This post was submitted by Marcus Bauer, a journalist and consultant who has worked with Help Tourism in India and respect-Institute for Integrative Tourism in Vienna. Marcus is an editor of planeta.com – the global journal of practical ecotourism and a trainer for ECPAT Austria on Commercial Sexual Exploitation of Children in Tourism. I asked him to provide his perspective about how Help Tourism is specifically helping the local communities in the East Himalaya.
Help Tourism runs community tourism projects in the East Himalaya. That I knew from their website. But it was only after I had visited some of their projects that I fully understood the power of their model, the significance for conservation, and how broad the benefits spread into the communities they work with.
The dust and noise of Calcutta slowly fades out, when the car makes its way to the vast river delta of the Ganges. Another two hours by boat to reach the Sunderbans Jungle Camp (pictured above). Decent ambiance, good accommodation in local style and friendly staff.
They are all local people, I learn from Asit. Many of them were engaging in poaching. We trained them up and provided them with alternatives.
Today the local people run the camp and the entire experience including the excursions to the village and the National Park, almost independently. And they do a good job. It earns enough not only for their livelihood but to invest into a handful of social ventures. A doctor holds a medical camp every fortnight, a school was set up for the village kids, and a clothing and a book bank was established to name but a few.
Healthcare, education, decent income: things we’d take for granted; in this area where water is still fetched from the well and electricity has to be produced with solar panels or generators, it is sheer luxury.
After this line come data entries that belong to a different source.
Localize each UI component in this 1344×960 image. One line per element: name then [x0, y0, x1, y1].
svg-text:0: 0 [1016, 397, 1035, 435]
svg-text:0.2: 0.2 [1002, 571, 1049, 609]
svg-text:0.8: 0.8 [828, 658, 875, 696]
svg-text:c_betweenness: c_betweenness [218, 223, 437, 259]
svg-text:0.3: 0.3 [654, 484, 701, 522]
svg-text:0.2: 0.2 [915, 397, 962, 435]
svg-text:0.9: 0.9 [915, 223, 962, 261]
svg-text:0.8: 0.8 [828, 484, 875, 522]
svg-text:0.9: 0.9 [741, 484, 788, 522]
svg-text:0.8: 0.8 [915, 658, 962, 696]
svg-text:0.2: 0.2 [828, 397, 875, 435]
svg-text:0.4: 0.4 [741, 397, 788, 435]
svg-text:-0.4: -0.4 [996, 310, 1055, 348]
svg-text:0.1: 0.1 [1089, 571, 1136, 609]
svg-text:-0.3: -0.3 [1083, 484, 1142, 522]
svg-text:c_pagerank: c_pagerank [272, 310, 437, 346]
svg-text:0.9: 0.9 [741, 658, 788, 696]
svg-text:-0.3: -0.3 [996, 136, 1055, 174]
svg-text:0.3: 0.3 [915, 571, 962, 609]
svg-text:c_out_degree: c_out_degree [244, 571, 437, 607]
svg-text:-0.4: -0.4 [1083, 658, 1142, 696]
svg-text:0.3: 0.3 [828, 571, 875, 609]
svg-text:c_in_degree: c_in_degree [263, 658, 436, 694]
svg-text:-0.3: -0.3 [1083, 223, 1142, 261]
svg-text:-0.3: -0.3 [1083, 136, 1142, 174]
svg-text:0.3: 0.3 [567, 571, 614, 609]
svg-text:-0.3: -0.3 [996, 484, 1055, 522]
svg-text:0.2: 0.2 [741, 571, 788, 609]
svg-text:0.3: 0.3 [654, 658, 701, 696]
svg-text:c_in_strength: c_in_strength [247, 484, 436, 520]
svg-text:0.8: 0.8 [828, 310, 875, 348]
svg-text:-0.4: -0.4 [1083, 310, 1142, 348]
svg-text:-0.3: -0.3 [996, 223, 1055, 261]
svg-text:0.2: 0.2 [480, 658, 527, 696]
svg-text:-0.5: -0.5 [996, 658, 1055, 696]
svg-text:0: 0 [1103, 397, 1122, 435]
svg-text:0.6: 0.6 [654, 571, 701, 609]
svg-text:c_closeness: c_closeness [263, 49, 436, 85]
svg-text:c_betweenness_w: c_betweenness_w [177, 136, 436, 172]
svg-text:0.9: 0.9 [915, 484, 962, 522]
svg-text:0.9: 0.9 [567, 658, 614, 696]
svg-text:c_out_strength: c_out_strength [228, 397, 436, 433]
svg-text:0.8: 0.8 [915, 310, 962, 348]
For the Bodo people their triumph of local autonomy did not only bring blessings. How would they live from their land? It is a fragile balance of the ecosystem in this treasure of nature on the foothills of the Himalayas stretching into Bhutan – with Manas National Park being the jewel. A local youth movement took the lead to outvote those who claimed fast revenues. And they succeeded.
Partnering with Help Tourism, slowly but steadily tourism became a tool for conservation, local employment, and rural development. Battalions of volunteers clean patrolling routes, create species checklists and safeguard the integrity of the protected area.
Only two outstanding examples of what I have seen. I have yet to explore a good dozen: The Great Indian Elephant Safari in Eastern Arunachal, the Mishmi Experience, the village trails of West-Sikkim and others.
Help Tourism runs 30 odd projects in East and Northeast of India. But enough to know: tour-ism can become a religion, preaching peace and mutual respect for humans and nature, and a powerful tool to economically and socially uplift those who love their remote areas and want to remain.